Ask Hugo Weaving about how hard it is for Australian films at a time when Avengers: Endgame is swamping cinemas, and the veteran actor points to a little-seen revenge drama that is director Jennifer Kent's follow-up to the acclaimed The Babadook.
"The Nightingale was at Venice last year and it made a big splash," said the star of the Matrix, Lord of the Rings and Hobbit trilogies at the launch of the Sydney Film Festival program last Wednesday.
"In the same year that Roma was winning awards there, The Nightingale was winning awards too - but we haven't seen it yet in this country."
While impressing at Cannes or Venice was once an excellent way of launching an Australian film, Weaving said it was no longer enough, which made the Sydney Film Festival - being held from June 5 to 16 and in its 66th year - even more important.
Director Nashen Moodley has selected The Nightingale, which stars Irish actor Aisling Franciosi as an Irish convict in 1820s Tasmania, for the festival, and given Weaving's new film, Ben Lawrence's Hearts and Bones, a world premiere in the $60,000 competition for "courageous, audacious and cutting edge" cinema.
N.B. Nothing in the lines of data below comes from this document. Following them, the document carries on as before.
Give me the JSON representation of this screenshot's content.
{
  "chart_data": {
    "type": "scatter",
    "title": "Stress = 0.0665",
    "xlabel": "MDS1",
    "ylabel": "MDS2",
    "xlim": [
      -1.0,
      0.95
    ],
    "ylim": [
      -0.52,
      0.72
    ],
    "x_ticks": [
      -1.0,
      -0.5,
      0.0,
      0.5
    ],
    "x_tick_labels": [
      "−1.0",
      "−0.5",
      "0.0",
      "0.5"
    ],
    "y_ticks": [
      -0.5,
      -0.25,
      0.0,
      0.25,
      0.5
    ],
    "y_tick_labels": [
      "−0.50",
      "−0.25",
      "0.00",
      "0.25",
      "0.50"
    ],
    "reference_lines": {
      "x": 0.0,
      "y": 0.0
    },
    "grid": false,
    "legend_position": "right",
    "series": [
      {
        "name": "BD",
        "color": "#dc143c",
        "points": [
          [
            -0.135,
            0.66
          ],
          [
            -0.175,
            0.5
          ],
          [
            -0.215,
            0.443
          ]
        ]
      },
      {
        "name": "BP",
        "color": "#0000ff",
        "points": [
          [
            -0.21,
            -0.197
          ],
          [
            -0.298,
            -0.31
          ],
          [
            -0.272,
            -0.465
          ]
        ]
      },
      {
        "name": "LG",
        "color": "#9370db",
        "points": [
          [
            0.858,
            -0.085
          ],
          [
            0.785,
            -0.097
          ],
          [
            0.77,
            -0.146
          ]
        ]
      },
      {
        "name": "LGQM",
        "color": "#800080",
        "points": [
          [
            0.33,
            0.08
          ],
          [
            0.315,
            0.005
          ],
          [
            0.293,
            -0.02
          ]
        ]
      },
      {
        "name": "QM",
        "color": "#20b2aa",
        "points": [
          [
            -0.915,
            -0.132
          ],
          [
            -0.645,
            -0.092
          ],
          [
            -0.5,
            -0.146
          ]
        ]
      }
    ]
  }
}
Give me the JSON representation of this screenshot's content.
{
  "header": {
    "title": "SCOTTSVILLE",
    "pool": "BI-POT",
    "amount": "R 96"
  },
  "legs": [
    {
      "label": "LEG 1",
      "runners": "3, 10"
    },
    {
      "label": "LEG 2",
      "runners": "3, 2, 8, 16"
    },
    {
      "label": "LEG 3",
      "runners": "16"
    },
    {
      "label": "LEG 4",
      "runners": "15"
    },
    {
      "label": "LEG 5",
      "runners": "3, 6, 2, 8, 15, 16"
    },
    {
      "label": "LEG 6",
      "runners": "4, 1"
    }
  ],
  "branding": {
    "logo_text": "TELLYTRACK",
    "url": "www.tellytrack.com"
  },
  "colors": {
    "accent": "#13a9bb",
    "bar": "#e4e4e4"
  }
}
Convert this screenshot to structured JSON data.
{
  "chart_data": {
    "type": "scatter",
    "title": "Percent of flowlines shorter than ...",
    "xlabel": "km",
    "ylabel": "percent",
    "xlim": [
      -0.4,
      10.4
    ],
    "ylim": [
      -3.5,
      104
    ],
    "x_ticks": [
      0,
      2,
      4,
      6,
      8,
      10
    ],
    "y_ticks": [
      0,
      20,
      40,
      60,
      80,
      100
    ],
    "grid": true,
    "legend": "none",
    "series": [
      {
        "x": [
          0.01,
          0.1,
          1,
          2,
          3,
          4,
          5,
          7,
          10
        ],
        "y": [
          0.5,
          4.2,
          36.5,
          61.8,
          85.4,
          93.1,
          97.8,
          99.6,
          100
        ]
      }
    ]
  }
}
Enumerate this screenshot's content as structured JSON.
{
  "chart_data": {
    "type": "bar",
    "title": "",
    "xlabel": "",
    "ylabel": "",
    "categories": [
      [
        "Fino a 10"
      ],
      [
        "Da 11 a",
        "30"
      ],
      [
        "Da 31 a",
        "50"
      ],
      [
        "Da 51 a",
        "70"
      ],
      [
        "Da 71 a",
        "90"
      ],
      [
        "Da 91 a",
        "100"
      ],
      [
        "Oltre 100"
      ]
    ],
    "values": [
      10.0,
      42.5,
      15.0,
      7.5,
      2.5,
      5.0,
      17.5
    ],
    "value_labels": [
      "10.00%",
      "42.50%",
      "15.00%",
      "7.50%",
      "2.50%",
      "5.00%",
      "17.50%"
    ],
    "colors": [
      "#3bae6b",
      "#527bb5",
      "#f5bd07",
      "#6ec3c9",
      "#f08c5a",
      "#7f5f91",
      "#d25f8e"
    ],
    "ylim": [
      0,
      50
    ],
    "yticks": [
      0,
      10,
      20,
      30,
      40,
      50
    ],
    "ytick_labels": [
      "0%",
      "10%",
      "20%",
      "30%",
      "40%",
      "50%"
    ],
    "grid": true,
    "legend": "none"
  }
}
Weaving plays a war photographer whose bond with a South Sudanese refugee is threatened by a shock discovery.
Also in competition is Mirrah Foulkes' Judy & Punch, a black comedy drama about 17th century puppeteers.
The festival will open with Rachel Ward's comedy Palm Beach, starring Bryan Brown, Sam Neill, Richard E. Grant and Greta Scacchi as long-time friends at an exuberant birthday party on Sydney's northern beaches.
Also screening is Kriv Stenders' Danger Close: The Battle of Long Tan, about the heroics of outnumbered Australian troops during the Vietnam War.
Moodley has programmed some crowd-pleasers including the comedies Blinded by The Light, about a British-Pakistani teenager whose life changes when he discovers Bruce Springsteen's music, and Brittany Runs a Marathon, about a New York party girl who takes up running.
The 66th SFF includes 307 films from 59 countries. Held June 5 to 16.